Wow, dramatic much? They probably sleep at night by realizing that the car they are selling you is far less likely to be its driver’s place of death than the 2003 car you’re driving.
You're orders of magnitude more likely to die in a regular old car accident than you are as a result of your car being hacked.
I'm as concerned about insecure computers in cars as the next tinfoil-wearing conspiracy theorist (that is to say- very, very much), but let's not overstate the actual numbers. A modern car getting hacked is a real risk that needs to be handled, but the actual occurrence of it in the wild is extremely low, and likely to remain that way for at least the next few decades.
Being targeted for hacking only adds to the risk of being involved in a regular old accident, not replaces it; and no matter who you are, your odds of eventually being involved in a non-hacking related crash are pretty high. The difference in severity of injuries and risk of death in a car accident between a 2018 model and a 2003 model is considerable.
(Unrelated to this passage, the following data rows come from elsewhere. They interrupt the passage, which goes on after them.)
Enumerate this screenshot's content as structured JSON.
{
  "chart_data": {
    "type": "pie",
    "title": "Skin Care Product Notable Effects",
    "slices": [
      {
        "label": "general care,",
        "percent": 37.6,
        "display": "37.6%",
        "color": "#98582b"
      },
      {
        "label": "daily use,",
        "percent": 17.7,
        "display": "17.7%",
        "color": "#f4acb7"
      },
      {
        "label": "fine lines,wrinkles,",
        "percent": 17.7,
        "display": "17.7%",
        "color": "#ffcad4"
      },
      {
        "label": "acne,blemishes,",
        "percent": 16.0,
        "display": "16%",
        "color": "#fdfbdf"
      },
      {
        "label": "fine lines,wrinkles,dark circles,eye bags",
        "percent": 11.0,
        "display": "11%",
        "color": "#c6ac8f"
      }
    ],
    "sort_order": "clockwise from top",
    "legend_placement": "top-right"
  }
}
So unless you're Snowden and someone is actively trying to kill you, citing the risk of hacking as a rational safety-based reason to drive a 15 year-old car just doesn't hold water.
And if you are Snowden, physically tampering with a car or just forcing you off the road is so easy, hacking probably doesn't increase the risk profile much either. Granted, it's slightly more convenient for your would-be murderers.